The 7 deadly sins of data quality

One of the side effects of creating an integrated single customer view with a system like MasterVision is that it can bring to light issues of data quality which may previously have been hidden from view in various separate source systems. Since data quality is a tricky concept, let’s take a quick tour of the different types of problem which can arise:

1. Gaps. You’ve captured a customer’s details, but certain crucial pieces of information have been left blank. That might be their country, or their email, or even their name. This can be solved (for new sign-ups) by striking the right balance between making your registration form quick and easy, while still requiring users to fill in certain key fields. For existing customers, you can fill any gaps with ‘progressive profiling’ – ie. configuring your systems to ask the customer for a little more info next time they log in.

2. Duplicates. There’s also the challenge of tidying up multiple records for the same customer. De-duplication is difficult to get right, because the aim is to find and merge all of the duplicates, while avoiding ‘false positives’, whereby similar but different customers are wrongly merged together. The best approach will vary depending on the nature of the source data, but often involves a mixture of email, phone, name, and address info. It’s important to get this right, otherwise any analysis will overstate the number of unique customers you really have.

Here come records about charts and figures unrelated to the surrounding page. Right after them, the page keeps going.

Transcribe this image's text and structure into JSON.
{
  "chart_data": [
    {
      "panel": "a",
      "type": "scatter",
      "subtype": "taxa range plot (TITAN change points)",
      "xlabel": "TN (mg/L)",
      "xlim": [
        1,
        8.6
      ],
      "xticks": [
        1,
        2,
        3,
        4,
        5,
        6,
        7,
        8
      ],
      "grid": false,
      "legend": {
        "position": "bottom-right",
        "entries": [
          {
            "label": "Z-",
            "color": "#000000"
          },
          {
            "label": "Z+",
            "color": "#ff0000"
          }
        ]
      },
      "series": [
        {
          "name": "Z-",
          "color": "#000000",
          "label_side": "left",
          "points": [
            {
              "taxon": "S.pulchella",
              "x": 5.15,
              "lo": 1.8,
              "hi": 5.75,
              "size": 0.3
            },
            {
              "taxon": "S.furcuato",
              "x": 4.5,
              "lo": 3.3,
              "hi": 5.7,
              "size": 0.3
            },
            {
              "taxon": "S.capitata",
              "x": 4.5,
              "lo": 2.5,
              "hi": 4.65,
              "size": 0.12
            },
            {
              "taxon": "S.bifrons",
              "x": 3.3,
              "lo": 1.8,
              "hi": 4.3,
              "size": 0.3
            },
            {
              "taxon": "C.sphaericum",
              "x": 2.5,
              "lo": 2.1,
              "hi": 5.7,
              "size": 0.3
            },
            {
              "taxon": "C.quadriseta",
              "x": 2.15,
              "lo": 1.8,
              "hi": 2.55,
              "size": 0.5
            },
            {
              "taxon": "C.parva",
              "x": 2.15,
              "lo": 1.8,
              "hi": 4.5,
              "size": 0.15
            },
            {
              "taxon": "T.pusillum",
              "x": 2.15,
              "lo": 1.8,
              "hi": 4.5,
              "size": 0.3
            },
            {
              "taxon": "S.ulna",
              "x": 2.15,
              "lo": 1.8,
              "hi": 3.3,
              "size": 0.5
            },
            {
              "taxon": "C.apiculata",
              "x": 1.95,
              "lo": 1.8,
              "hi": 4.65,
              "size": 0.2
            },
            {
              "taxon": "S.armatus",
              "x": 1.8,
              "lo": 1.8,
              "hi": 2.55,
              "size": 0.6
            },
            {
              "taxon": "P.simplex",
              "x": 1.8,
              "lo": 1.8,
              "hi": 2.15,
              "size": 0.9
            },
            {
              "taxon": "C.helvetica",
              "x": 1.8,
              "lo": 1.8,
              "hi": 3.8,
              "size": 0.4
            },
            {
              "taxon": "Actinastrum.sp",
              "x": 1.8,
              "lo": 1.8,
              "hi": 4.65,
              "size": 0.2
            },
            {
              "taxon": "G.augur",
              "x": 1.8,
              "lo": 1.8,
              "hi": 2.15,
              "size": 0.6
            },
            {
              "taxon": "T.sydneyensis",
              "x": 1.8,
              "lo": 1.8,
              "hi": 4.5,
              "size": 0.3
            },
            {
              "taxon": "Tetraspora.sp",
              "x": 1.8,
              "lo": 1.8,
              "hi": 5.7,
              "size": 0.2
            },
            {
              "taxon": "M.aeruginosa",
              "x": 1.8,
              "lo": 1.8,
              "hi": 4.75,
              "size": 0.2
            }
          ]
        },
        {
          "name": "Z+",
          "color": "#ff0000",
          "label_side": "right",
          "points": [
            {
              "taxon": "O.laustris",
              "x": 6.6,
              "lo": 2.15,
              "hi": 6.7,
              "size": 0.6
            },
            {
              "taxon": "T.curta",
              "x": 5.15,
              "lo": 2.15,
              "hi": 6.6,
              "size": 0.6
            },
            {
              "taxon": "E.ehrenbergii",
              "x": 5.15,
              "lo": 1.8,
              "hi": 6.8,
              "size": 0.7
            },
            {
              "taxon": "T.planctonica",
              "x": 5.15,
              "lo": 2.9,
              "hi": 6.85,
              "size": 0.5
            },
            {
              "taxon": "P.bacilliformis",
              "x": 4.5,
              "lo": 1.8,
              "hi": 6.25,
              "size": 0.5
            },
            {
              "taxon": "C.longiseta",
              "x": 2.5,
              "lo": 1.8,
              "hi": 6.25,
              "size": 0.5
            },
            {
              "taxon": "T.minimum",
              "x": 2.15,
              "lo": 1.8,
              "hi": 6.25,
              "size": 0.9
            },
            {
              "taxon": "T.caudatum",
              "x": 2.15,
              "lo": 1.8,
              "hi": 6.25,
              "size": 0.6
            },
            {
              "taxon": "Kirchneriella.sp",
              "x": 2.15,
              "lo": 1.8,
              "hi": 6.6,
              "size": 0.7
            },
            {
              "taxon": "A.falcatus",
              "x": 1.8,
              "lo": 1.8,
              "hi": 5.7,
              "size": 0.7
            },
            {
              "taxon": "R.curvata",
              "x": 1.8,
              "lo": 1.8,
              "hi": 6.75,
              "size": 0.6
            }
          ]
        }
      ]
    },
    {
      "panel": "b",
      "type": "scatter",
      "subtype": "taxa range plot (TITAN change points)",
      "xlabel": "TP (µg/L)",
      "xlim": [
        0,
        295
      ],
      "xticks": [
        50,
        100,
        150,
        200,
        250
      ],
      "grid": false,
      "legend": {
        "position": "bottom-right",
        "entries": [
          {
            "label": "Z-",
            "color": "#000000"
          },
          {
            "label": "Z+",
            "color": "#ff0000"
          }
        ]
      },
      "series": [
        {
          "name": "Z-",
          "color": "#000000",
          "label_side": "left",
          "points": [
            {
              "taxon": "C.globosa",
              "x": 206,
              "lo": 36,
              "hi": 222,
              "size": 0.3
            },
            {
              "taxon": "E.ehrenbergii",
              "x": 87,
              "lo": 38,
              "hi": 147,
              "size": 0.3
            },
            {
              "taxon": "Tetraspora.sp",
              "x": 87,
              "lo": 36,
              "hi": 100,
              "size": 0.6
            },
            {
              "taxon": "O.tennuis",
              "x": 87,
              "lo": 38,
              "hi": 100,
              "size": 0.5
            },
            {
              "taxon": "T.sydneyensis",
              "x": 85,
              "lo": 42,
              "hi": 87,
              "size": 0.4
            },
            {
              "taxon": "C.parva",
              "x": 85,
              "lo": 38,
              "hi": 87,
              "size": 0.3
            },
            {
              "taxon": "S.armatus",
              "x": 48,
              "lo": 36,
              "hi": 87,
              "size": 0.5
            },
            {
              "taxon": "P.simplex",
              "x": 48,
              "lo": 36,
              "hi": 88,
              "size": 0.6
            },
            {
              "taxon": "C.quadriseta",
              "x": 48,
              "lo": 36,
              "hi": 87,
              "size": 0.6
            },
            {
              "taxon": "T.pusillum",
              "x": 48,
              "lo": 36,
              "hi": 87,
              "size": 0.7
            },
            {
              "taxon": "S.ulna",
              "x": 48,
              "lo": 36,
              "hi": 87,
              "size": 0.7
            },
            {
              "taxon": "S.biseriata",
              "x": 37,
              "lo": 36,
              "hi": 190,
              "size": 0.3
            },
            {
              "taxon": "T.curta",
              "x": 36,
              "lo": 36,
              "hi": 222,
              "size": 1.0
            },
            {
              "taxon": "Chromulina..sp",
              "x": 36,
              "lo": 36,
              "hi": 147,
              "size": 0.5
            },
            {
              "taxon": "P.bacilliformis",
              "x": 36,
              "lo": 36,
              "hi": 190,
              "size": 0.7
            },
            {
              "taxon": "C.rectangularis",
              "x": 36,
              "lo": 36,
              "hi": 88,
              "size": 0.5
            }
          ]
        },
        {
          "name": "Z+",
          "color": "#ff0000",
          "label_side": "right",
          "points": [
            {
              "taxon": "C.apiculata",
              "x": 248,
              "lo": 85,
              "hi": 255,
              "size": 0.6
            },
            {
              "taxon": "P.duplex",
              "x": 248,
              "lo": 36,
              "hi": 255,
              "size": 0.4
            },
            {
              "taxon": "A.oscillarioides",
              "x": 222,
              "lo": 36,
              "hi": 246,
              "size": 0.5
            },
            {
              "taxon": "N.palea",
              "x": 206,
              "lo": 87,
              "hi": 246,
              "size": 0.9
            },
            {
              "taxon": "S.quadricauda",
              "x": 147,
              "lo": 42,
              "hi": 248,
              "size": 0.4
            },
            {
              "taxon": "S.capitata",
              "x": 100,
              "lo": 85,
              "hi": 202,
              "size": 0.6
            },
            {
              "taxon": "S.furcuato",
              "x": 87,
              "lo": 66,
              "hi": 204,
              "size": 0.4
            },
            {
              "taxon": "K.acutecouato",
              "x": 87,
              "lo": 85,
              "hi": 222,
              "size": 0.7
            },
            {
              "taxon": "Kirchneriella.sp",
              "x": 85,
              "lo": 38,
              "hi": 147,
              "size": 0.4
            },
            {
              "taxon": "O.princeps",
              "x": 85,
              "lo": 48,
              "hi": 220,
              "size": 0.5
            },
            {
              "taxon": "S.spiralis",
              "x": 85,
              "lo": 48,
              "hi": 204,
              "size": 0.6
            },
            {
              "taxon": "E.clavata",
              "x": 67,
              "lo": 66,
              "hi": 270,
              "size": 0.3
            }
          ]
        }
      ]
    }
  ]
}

3. Errors. These can take many forms, but typical examples include incorrect info such as a country value of ‘London’, or plain ‘junk’ info such as a country value of ‘zzzz’. Those might be reasonably easy to find in a field like country (because there’s a finite list of correct values), but harder to find in a personal name field. And even having found incorrect and ‘junk’ values, those fields will then often need to be blanked (in the absence of any better values), so producing more ‘gaps’ to be filled.

4. Inconsistencies. A different type of issue arises where perfectly valid info has been entered inconsistently. One example might be a title entered as ‘Mr’ by one customer, ‘Mister’ by another, and ‘MR’ by a third. These all clearly mean the same thing, but the various forms will make it harder to analyse the data cleanly. This same issue often arises for product info too, where different codes and names are used in different systems, even when referring to exactly the same product. With the right tools, inconsistencies like these can usually be cleaned up very effectively.

5. Missed connections. When dealing with hierarchical customer data, missed connections can arise where an individual isn’t linked up to their parent organisation. This will then reduce the quality of the organisation’s profile, since the activities of all related individuals won’t be taken into account. If referencing a third-party market database (such as Ringgold), then similar quality issues will also arise if your organisational customers are not correctly linked. Both of these problems can be fixed either with manual auditing or with automated linking tools.

6. Old information. A more subtle data quality problem can arise if you have old data about a given customer. Their key information may all be present, but if it was provided many years ago, then there is a much higher risk that it is no longer accurate. Almost every piece of info you might hold about a customer can change over time, including their address, email, phone number, interests, and even their name. Customers may also have died, and marketing to them in those circumstances can be very distressing for relatives. For all these reasons, trying to keep your customer info reasonably up-to-date adds another dimension to the data quality challenge.

7. Conflicts. The seventh and final deadly sin of data quality relates to conflicts. What to do if the same customer has opted in to marketing in one of your databases, and opted out from all contact in another? And if you have more than one postal address for a customer, which one do you choose for your next mailing? And if you have more than one email address, which is the right one to use? These types of conflicts are a natural part of creating a single customer view. They can all be resolved by putting in place the right business rules to choose the ‘best’ option in each case – which might be based on the most recent record, or on treating one source database as ‘more trusted’ than others, or some other criteria.

So, in conclusion, data quality can present a lot of different headaches, but all of these areas do need to be tackled with care, in order to create a reliable and accurate overview of your whole business which you can really trust.